My wife and my daughter (me, too, but don’t tell anyone!) like that TV show about celebrities trying to learn to dance. I think I like it because there is no way in the world I could do that. But there is a type of dancing that we all do and do quite naturally. A favorite book of mine and one that I recommend to lots of clients is called The Dance of Anger by Dr. Harriet Lerner. It’s subtitled “A woman’s guide to intimate relationships” but I find that the ideas there are helpful to anyone wanting to learn how to make their relationships healthier.
I’ll probably talk about many of the ideas in this book over time because her thinking matches up a lot with my training, thinking, and experience. A basic premise of the book is that we are all imbedded in relational systems and those systems operate in patterned ways. For example, think about disagreements you have with your spouse or other family member. I’ll bet if you consider closely you’ll find that these disagreements follow a fairly predictable pattern; you this, I that, you do more of this, I do more of that, and up we spiral or one of us exits the scene.
I’ll follow up on this idea many times but think about this. If, in fact, your disagreements are predictable and patterned, then here is an important thing you need to know. If you change one part of a system, you necessarily change the rest of the system. In plain English, if you break the “rules” and do something different from the predictable pattern, the other person or persons will necessarily have to do something different in response to your change. That’s pretty powerful if you think about it.

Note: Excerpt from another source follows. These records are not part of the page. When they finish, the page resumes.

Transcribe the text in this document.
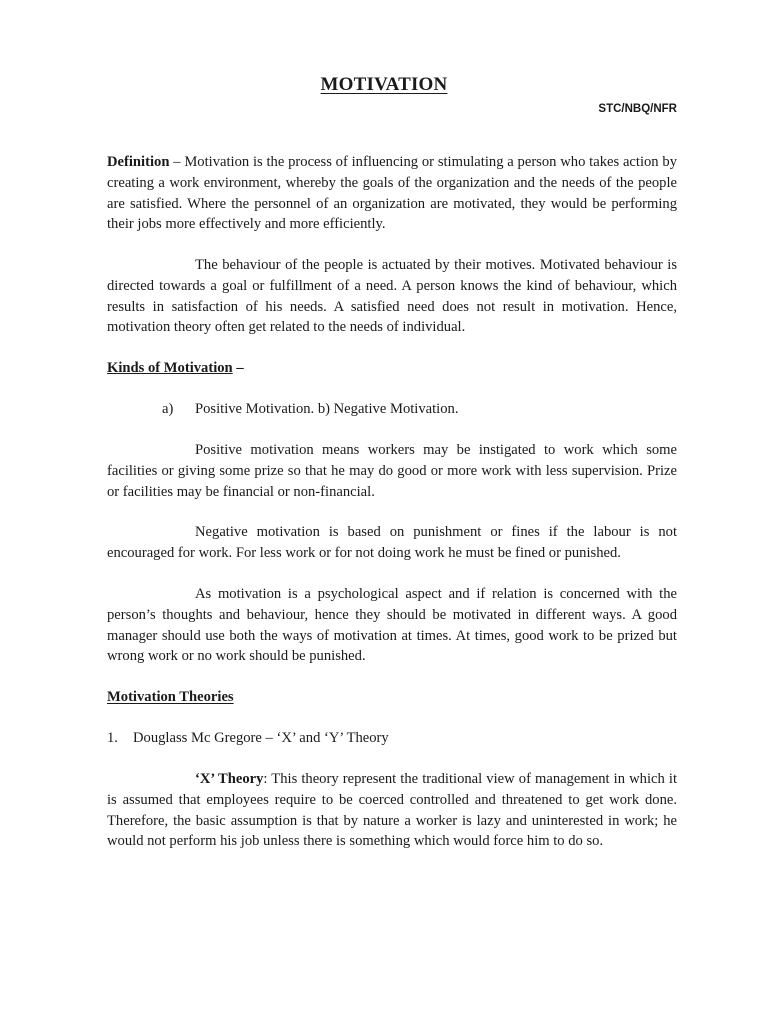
MOTIVATION
STC/NBQ/NFR

Definition – Motivation is the process of influencing or stimulating a person who takes action by creating a work environment, whereby the goals of the organization and the needs of the people are satisfied. Where the personnel of an organization are motivated, they would be performing their jobs more effectively and more efficiently.

The behaviour of the people is actuated by their motives. Motivated behaviour is directed towards a goal or fulfillment of a need. A person knows the kind of behaviour, which results in satisfaction of his needs. A satisfied need does not result in motivation. Hence, motivation theory often get related to the needs of individual.

Kinds of Motivation –

a) Positive Motivation. b) Negative Motivation.

Positive motivation means workers may be instigated to work which some facilities or giving some prize so that he may do good or more work with less supervision. Prize or facilities may be financial or non-financial.

Negative motivation is based on punishment or fines if the labour is not encouraged for work. For less work or for not doing work he must be fined or punished.

As motivation is a psychological aspect and if relation is concerned with the person’s thoughts and behaviour, hence they should be motivated in different ways. A good manager should use both the ways of motivation at times. At times, good work to be prized but wrong work or no work should be punished.

Motivation Theories

1. Douglass Mc Gregore – ‘X’ and ‘Y’ Theory

‘X’ Theory: This theory represent the traditional view of management in which it is assumed that employees require to be coerced controlled and threatened to get work done. Therefore, the basic assumption is that by nature a worker is lazy and uninterested in work; he would not perform his job unless there is something which would force him to do so.
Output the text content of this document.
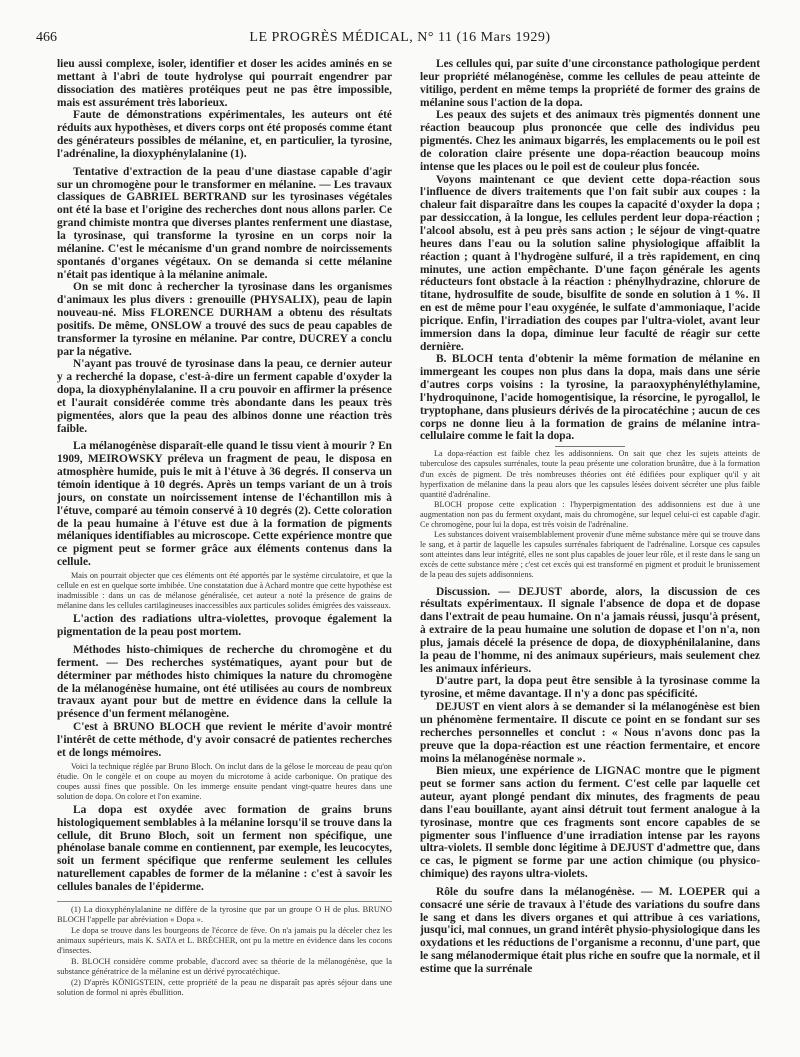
466	LE PROGRÈS MÉDICAL, N° 11 (16 Mars 1929)

lieu aussi complexe, isoler, identifier et doser les acides aminés en se mettant à l'abri de toute hydrolyse qui pourrait engendrer par dissociation des matières protéiques peut ne pas être impossible, mais est assurément très laborieux.

Faute de démonstrations expérimentales, les auteurs ont été réduits aux hypothèses, et divers corps ont été proposés comme étant des générateurs possibles de mélanine, et, en particulier, la tyrosine, l'adrénaline, la dioxyphénylalanine (1).

Tentative d'extraction de la peau d'une diastase capable d'agir sur un chromogène pour le transformer en mélanine. — Les travaux classiques de GABRIEL BERTRAND sur les tyrosinases végétales ont été la base et l'origine des recherches dont nous allons parler. Ce grand chimiste montra que diverses plantes renferment une diastase, la tyrosinase, qui transforme la tyrosine en un corps noir la mélanine. C'est le mécanisme d'un grand nombre de noircissements spontanés d'organes végétaux. On se demanda si cette mélanine n'était pas identique à la mélanine animale.

On se mit donc à rechercher la tyrosinase dans les organismes d'animaux les plus divers : grenouille (PHYSALIX), peau de lapin nouveau-né. Miss FLORENCE DURHAM a obtenu des résultats positifs. De même, ONSLOW a trouvé des sucs de peau capables de transformer la tyrosine en mélanine. Par contre, DUCREY a conclu par la négative.

N'ayant pas trouvé de tyrosinase dans la peau, ce dernier auteur y a recherché la dopase, c'est-à-dire un ferment capable d'oxyder la dopa, la dioxyphénylalanine. Il a cru pouvoir en affirmer la présence et l'aurait considérée comme très abondante dans les peaux très pigmentées, alors que la peau des albinos donne une réaction très faible.

La mélanogénèse disparaît-elle quand le tissu vient à mourir ? En 1909, MEIROWSKY préleva un fragment de peau, le disposa en atmosphère humide, puis le mit à l'étuve à 36 degrés. Il conserva un témoin identique à 10 degrés. Après un temps variant de un à trois jours, on constate un noircissement intense de l'échantillon mis à l'étuve, comparé au témoin conservé à 10 degrés (2). Cette coloration de la peau humaine à l'étuve est due à la formation de pigments mélaniques identifiables au microscope. Cette expérience montre que ce pigment peut se former grâce aux éléments contenus dans la cellule.

Mais on pourrait objecter que ces éléments ont été apportés par le système circulatoire, et que la cellule en est en quelque sorte imbibée. Une constatation due à Achard montre que cette hypothèse est inadmissible : dans un cas de mélanose généralisée, cet auteur a noté la présence de grains de mélanine dans les cellules cartilagineuses inaccessibles aux particules solides émigrées des vaisseaux.

L'action des radiations ultra-violettes, provoque également la pigmentation de la peau post mortem.

Méthodes histo-chimiques de recherche du chromogène et du ferment. — Des recherches systématiques, ayant pour but de déterminer par méthodes histo chimiques la nature du chromogène de la mélanogénèse humaine, ont été utilisées au cours de nombreux travaux ayant pour but de mettre en évidence dans la cellule la présence d'un ferment mélanogène.

C'est à BRUNO BLOCH que revient le mérite d'avoir montré l'intérêt de cette méthode, d'y avoir consacré de patientes recherches et de longs mémoires.

Voici la technique réglée par Bruno Bloch. On inclut dans de la gélose le morceau de peau qu'on étudie. On le congèle et on coupe au moyen du microtome à acide carbonique. On pratique des coupes aussi fines que possible. On les immerge ensuite pendant vingt-quatre heures dans une solution de dopa. On colore et l'on examine.

La dopa est oxydée avec formation de grains bruns histologiquement semblables à la mélanine lorsqu'il se trouve dans la cellule, dit Bruno Bloch, soit un ferment non spécifique, une phénolase banale comme en contiennent, par exemple, les leucocytes, soit un ferment spécifique que renferme seulement les cellules naturellement capables de former de la mélanine : c'est à savoir les cellules banales de l'épiderme.

(1) La dioxyphénylalanine ne diffère de la tyrosine que par un groupe O H de plus. BRUNO BLOCH l'appelle par abréviation « Dopa ».

Le dopa se trouve dans les bourgeons de l'écorce de fève. On n'a jamais pu la déceler chez les animaux supérieurs, mais K. SATA et L. BRÉCHER, ont pu la mettre en évidence dans les cocons d'insectes.

B. BLOCH considère comme probable, d'accord avec sa théorie de la mélanogénèse, que la substance génératrice de la mélanine est un dérivé pyrocatéchique.

(2) D'après KÖNIGSTEIN, cette propriété de la peau ne disparaît pas après séjour dans une solution de formol ni après ébullition.

Les cellules qui, par suite d'une circonstance pathologique perdent leur propriété mélanogénèse, comme les cellules de peau atteinte de vitiligo, perdent en même temps la propriété de former des grains de mélanine sous l'action de la dopa.

Les peaux des sujets et des animaux très pigmentés donnent une réaction beaucoup plus prononcée que celle des individus peu pigmentés. Chez les animaux bigarrés, les emplacements ou le poil est de coloration claire présente une dopa-réaction beaucoup moins intense que les places ou le poil est de couleur plus foncée.

Voyons maintenant ce que devient cette dopa-réaction sous l'influence de divers traitements que l'on fait subir aux coupes : la chaleur fait disparaître dans les coupes la capacité d'oxyder la dopa ; par dessiccation, à la longue, les cellules perdent leur dopa-réaction ; l'alcool absolu, est à peu près sans action ; le séjour de vingt-quatre heures dans l'eau ou la solution saline physiologique affaiblit la réaction ; quant à l'hydrogène sulfuré, il a très rapidement, en cinq minutes, une action empêchante. D'une façon générale les agents réducteurs font obstacle à la réaction : phénylhydrazine, chlorure de titane, hydrosulfite de soude, bisulfite de sonde en solution à 1 %. Il en est de même pour l'eau oxygénée, le sulfate d'ammoniaque, l'acide picrique. Enfin, l'irradiation des coupes par l'ultra-violet, avant leur immersion dans la dopa, diminue leur faculté de réagir sur cette dernière.

B. BLOCH tenta d'obtenir la même formation de mélanine en immergeant les coupes non plus dans la dopa, mais dans une série d'autres corps voisins : la tyrosine, la paraoxyphényléthylamine, l'hydroquinone, l'acide homogentisique, la résorcine, le pyrogallol, le tryptophane, dans plusieurs dérivés de la pirocatéchine ; aucun de ces corps ne donne lieu à la formation de grains de mélanine intra-cellulaire comme le fait la dopa.

La dopa-réaction est faible chez les addisonniens. On sait que chez les sujets atteints de tuberculose des capsules surrénales, toute la peau présente une coloration brunâtre, due à la formation d'un excès de pigment. De très nombreuses théories ont été édifiées pour expliquer qu'il y ait hyperfixation de mélanine dans la peau alors que les capsules lésées doivent sécréter une plus faible quantité d'adrénaline.

BLOCH propose cette explication : l'hyperpigmentation des addisonniens est due à une augmentation non pas du ferment oxydant, mais du chromogène, sur lequel celui-ci est capable d'agir. Ce chromogène, pour lui la dopa, est très voisin de l'adrénaline.

Les substances doivent vraisemblablement provenir d'une même substance mère qui se trouve dans le sang, et à partir de laquelle les capsules surrénales fabriquent de l'adrénaline. Lorsque ces capsules sont atteintes dans leur intégrité, elles ne sont plus capables de jouer leur rôle, et il reste dans le sang un excès de cette substance mère ; c'est cet excès qui est transformé en pigment et produit le brunissement de la peau des sujets addisonniens.

Discussion. — DEJUST aborde, alors, la discussion de ces résultats expérimentaux. Il signale l'absence de dopa et de dopase dans l'extrait de peau humaine. On n'a jamais réussi, jusqu'à présent, à extraire de la peau humaine une solution de dopase et l'on n'a, non plus, jamais décelé la présence de dopa, de dioxyphénilalanine, dans la peau de l'homme, ni des animaux supérieurs, mais seulement chez les animaux inférieurs.

D'autre part, la dopa peut être sensible à la tyrosinase comme la tyrosine, et même davantage. Il n'y a donc pas spécificité.

DEJUST en vient alors à se demander si la mélanogénèse est bien un phénomène fermentaire. Il discute ce point en se fondant sur ses recherches personnelles et conclut : « Nous n'avons donc pas la preuve que la dopa-réaction est une réaction fermentaire, et encore moins la mélanogénèse normale ».

Bien mieux, une expérience de LIGNAC montre que le pigment peut se former sans action du ferment. C'est celle par laquelle cet auteur, ayant plongé pendant dix minutes, des fragments de peau dans l'eau bouillante, ayant ainsi détruit tout ferment analogue à la tyrosinase, montre que ces fragments sont encore capables de se pigmenter sous l'influence d'une irradiation intense par les rayons ultra-violets. Il semble donc légitime à DEJUST d'admettre que, dans ce cas, le pigment se forme par une action chimique (ou physico-chimique) des rayons ultra-violets.

Rôle du soufre dans la mélanogénèse. — M. LOEPER qui a consacré une série de travaux à l'étude des variations du soufre dans le sang et dans les divers organes et qui attribue à ces variations, jusqu'ici, mal connues, un grand intérêt physio-physiologique dans les oxydations et les réductions de l'organisme a reconnu, d'une part, que le sang mélanodermique était plus riche en soufre que la normale, et il estime que la surrénale
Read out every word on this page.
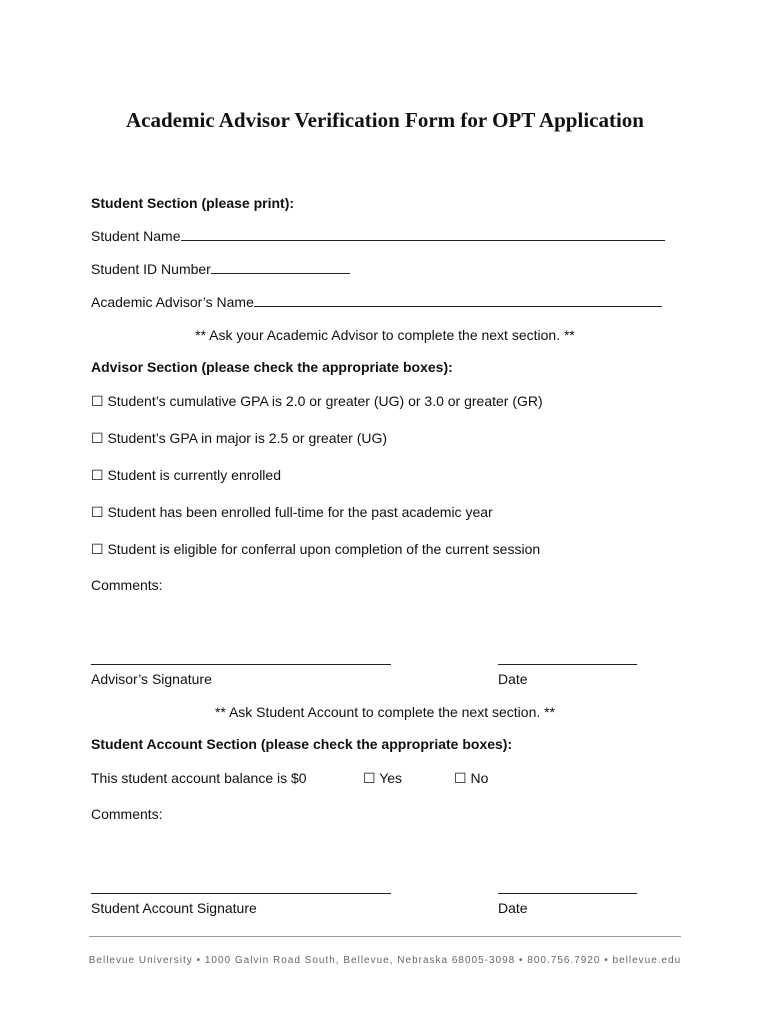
Academic Advisor Verification Form for OPT Application
Student Section (please print):
Student Name
Student ID Number
Academic Advisor’s Name
** Ask your Academic Advisor to complete the next section. **
Advisor Section (please check the appropriate boxes):
☐ Student’s cumulative GPA is 2.0 or greater (UG) or 3.0 or greater (GR)
☐ Student’s GPA in major is 2.5 or greater (UG)
☐ Student is currently enrolled
☐ Student has been enrolled full-time for the past academic year
☐ Student is eligible for conferral upon completion of the current session
Comments:
Advisor’s Signature	Date
** Ask Student Account to complete the next section. **
Student Account Section (please check the appropriate boxes):
This student account balance is $0	☐ Yes	☐ No
Comments:
Student Account Signature	Date
Bellevue University • 1000 Galvin Road South, Bellevue, Nebraska 68005-3098 • 800.756.7920 • bellevue.edu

Try this. The next time you have an argument with a loved one, decide what in advance but change something – anything – from what you typically do. If you are a yeller, whisper. If you typically go to the bedroom to argue, go out on the back deck. If you usually don’t say anything but just take it, figure out how to kindly but firmly stand up for yourself (this last one is a toughie!). Change your steps and you may find yourself in a whole new dance. Now the new one may not be a great dance either but at least you will have shown yourself that you are not necessarily a slave to the old steps. And if new steps are possible then so are new healthier steps.